This is the library for the scikit-learn client for ModelDB. It is responsible for storing machine learning operations in scikit-learn,
like LogisticRegression().fit(x_train, y_train)
, in ModelDB. You can explore the modeldb folder and look through the library.
First, make sure you have followed the setup instructions for ModelDB and have built the client.
Next, put the python client on your PYTHONPATH:
export PYTHONPATH=[path_to_modedb_dir]/client/python:$PYTHONPATH
You can also permanently put it on your PYTHONPATH by putting the above line in your ~/.bashrc
. Afterwards, run:
source ~/.bashrc
Or, you can put the following lines in the beginning of your Python files:
import sys
sys.path.append("[path_to_modeldb]/client/python")
This assumes that you have an ML workflow that you want to instrument with ModelDB. We only highlight the ModelDB specific steps here. Aside from importing modules and initialization, most of the incorporation includes appending _sync
to the scikit-learn function names.
from modeldb.sklearn_native import *
from modeldb.sklearn_native.ModelDbSyncer import *
ModelDBSyncer is the object that logs models and operations to the ModelDB backend. You can initialize the Syncer with your specified configurations as shown below. Explore the ModelDBSyncer here for more details on the Syncer object and the different ways to initialize it.
# initialize syncer explicitly
syncer_obj = Syncer(
NewOrExistingProject("proj_name", "username", "proj_description"),
NewOrExistingExperiment("exp_name", "exp_desc"),
NewExperimentRun("simple sample test"))
Next, when you want to log an operation to ModelDB, use the ModelDB sync variants of functions by appending _sync
to the method call. So the original fit calls from scikit-learn would turn into fit_sync, save calls would turn into save_sync and so on.
x_train, x_test, y_train, y_test = cross_validation.train_test_split_sync(df, target, test_size=0.3)
lr = LogisticRegression()
lr.fit_sync(x_train, y_train) # instead of the usual lr.fit(x_train, y_train)

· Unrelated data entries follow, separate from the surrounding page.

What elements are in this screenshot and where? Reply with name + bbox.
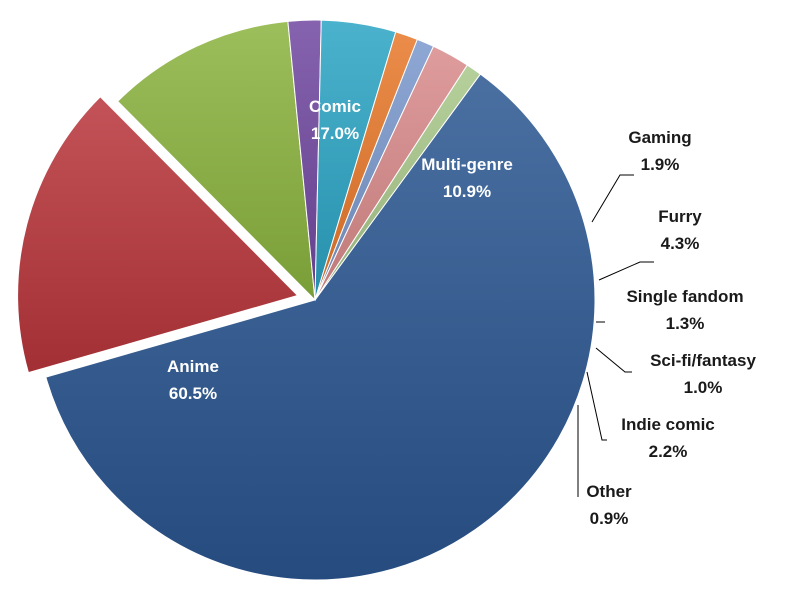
slice-category-gaming: Gaming <box>628 128 691 147</box>
leader-lines <box>577 174 654 497</box>
slice-category-other: Other <box>586 482 632 501</box>
slice-label-gaming: Gaming 1.9% <box>628 128 691 174</box>
leader-line-gaming <box>591 174 634 223</box>
slice-label-sci-fi-fantasy: Sci-fi/fantasy 1.0% <box>650 351 756 397</box>
pie-slice-multi-genre <box>116 20 316 302</box>
slice-category-sci-fi-fantasy: Sci-fi/fantasy <box>650 351 756 370</box>
slice-category-indie-comic: Indie comic <box>621 415 715 434</box>
leader-line-indie-comic <box>586 371 607 441</box>
slice-category-furry: Furry <box>658 207 702 226</box>
slice-label-furry: Furry 4.3% <box>658 207 702 253</box>
slice-percent-comic: 17.0% <box>311 124 359 143</box>
leader-line-sci-fi-fantasy <box>595 347 632 373</box>
pie-slice-other <box>314 64 482 301</box>
slice-percent-gaming: 1.9% <box>641 155 680 174</box>
slice-percent-sci-fi-fantasy: 1.0% <box>684 378 723 397</box>
slice-label-indie-comic: Indie comic 2.2% <box>621 415 715 461</box>
slice-category-single-fandom: Single fandom <box>626 287 743 306</box>
pie-slice-comic <box>17 96 299 374</box>
slice-label-single-fandom: Single fandom 1.3% <box>626 287 743 333</box>
slice-percent-single-fandom: 1.3% <box>666 314 705 333</box>
leader-line-furry <box>598 261 654 281</box>
slice-label-multi-genre: Multi-genre 10.9% <box>421 155 513 201</box>
slice-percent-multi-genre: 10.9% <box>443 182 491 201</box>
slice-category-comic: Comic <box>309 97 361 116</box>
slice-percent-anime: 60.5% <box>169 384 217 403</box>
slice-percent-furry: 4.3% <box>661 234 700 253</box>
slice-label-anime: Anime 60.5% <box>167 357 219 403</box>
slice-percent-other: 0.9% <box>590 509 629 528</box>
slice-category-multi-genre: Multi-genre <box>421 155 513 174</box>
slice-category-anime: Anime <box>167 357 219 376</box>
slice-label-comic: Comic 17.0% <box>309 97 361 143</box>
slice-percent-indie-comic: 2.2% <box>649 442 688 461</box>
slice-label-other: Other 0.9% <box>586 482 632 528</box>
pie-slices <box>17 19 596 581</box>
slice-labels: Anime 60.5% Comic 17.0% Multi-genre 10.9% Gami… <box>167 97 756 528</box>
pie-slice-anime <box>45 73 596 581</box>
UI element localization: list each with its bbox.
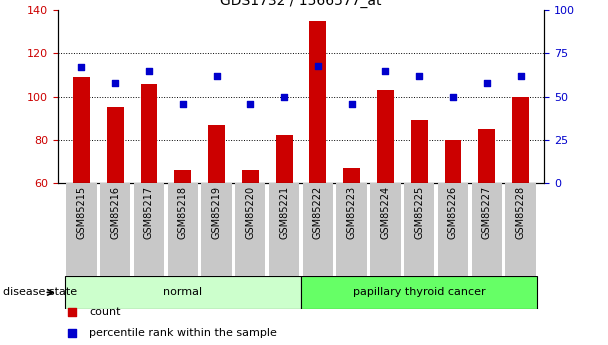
FancyBboxPatch shape xyxy=(438,183,468,276)
Bar xyxy=(275,136,292,183)
Point xyxy=(77,65,86,70)
FancyBboxPatch shape xyxy=(100,183,130,276)
Text: GSM85228: GSM85228 xyxy=(516,186,525,239)
Point xyxy=(110,80,120,86)
Text: GSM85223: GSM85223 xyxy=(347,186,357,239)
Point xyxy=(67,309,77,315)
Text: GSM85219: GSM85219 xyxy=(212,186,221,239)
Point xyxy=(313,63,323,68)
FancyBboxPatch shape xyxy=(168,183,198,276)
Text: GSM85220: GSM85220 xyxy=(245,186,255,239)
Bar xyxy=(174,170,191,183)
FancyBboxPatch shape xyxy=(472,183,502,276)
Point xyxy=(212,73,221,79)
Text: normal: normal xyxy=(163,287,202,297)
Text: percentile rank within the sample: percentile rank within the sample xyxy=(89,328,277,338)
Title: GDS1732 / 1566577_at: GDS1732 / 1566577_at xyxy=(220,0,382,8)
FancyBboxPatch shape xyxy=(404,183,434,276)
Text: GSM85222: GSM85222 xyxy=(313,186,323,239)
Text: papillary thyroid cancer: papillary thyroid cancer xyxy=(353,287,486,297)
Point xyxy=(516,73,525,79)
Bar xyxy=(478,129,495,183)
Text: GSM85227: GSM85227 xyxy=(482,186,492,239)
Text: GSM85216: GSM85216 xyxy=(110,186,120,239)
Point xyxy=(448,94,458,99)
Text: GSM85218: GSM85218 xyxy=(178,186,188,239)
Text: disease state: disease state xyxy=(3,287,77,297)
FancyBboxPatch shape xyxy=(64,276,301,309)
FancyBboxPatch shape xyxy=(235,183,266,276)
Bar xyxy=(140,84,157,183)
Text: GSM85217: GSM85217 xyxy=(144,186,154,239)
Bar xyxy=(377,90,394,183)
FancyBboxPatch shape xyxy=(505,183,536,276)
FancyBboxPatch shape xyxy=(201,183,232,276)
Bar xyxy=(411,120,427,183)
Point xyxy=(246,101,255,106)
FancyBboxPatch shape xyxy=(303,183,333,276)
Text: GSM85215: GSM85215 xyxy=(77,186,86,239)
Text: GSM85224: GSM85224 xyxy=(381,186,390,239)
Bar xyxy=(107,107,123,183)
FancyBboxPatch shape xyxy=(66,183,97,276)
Point xyxy=(482,80,492,86)
Text: GSM85226: GSM85226 xyxy=(448,186,458,239)
FancyBboxPatch shape xyxy=(370,183,401,276)
Text: GSM85225: GSM85225 xyxy=(414,186,424,239)
Bar xyxy=(512,97,529,183)
FancyBboxPatch shape xyxy=(134,183,164,276)
Point xyxy=(279,94,289,99)
Bar xyxy=(242,170,259,183)
Point xyxy=(144,68,154,73)
Text: count: count xyxy=(89,307,121,317)
Text: GSM85221: GSM85221 xyxy=(279,186,289,239)
Bar xyxy=(309,21,326,183)
Point xyxy=(347,101,356,106)
Point xyxy=(414,73,424,79)
FancyBboxPatch shape xyxy=(336,183,367,276)
Bar xyxy=(73,77,90,183)
Bar xyxy=(343,168,360,183)
Point xyxy=(381,68,390,73)
Point xyxy=(178,101,188,106)
Bar xyxy=(208,125,225,183)
FancyBboxPatch shape xyxy=(269,183,299,276)
Point xyxy=(67,331,77,336)
Bar xyxy=(444,140,461,183)
FancyBboxPatch shape xyxy=(301,276,537,309)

y_pred = lr.predict_sync(x_test)
Use the ModelDB metrics class SyncableMetrics.
SyncableMetrics.compute_metrics(model, scoring_function, labels, predictions, dataframe, predictionCol, labelCol)
syncer_obj.sync()
The full code for this example can be found here. You can also compare it with the code with the original workflow without ModelDB here. Run the sample model and all the model information will be stored in ModelDB.
python samples/sklearn/SimpleSampleWithModelDB.py
You should now be able to view the model in ModelDB.
The samples/sklearn folder contains the scikit-learn examples. These include common models with the ModelDB workflow incorporated into them. You may need to install any missing external Python modules used in the samples in order to run them.
Try running samples as in:
python samples/sklearn/LabelEncoding.py
Try running the unittests as:
python -m unittest discover modeldb/tests/sklearn/
Note: unittests have been run with scikit-learn version 0.17.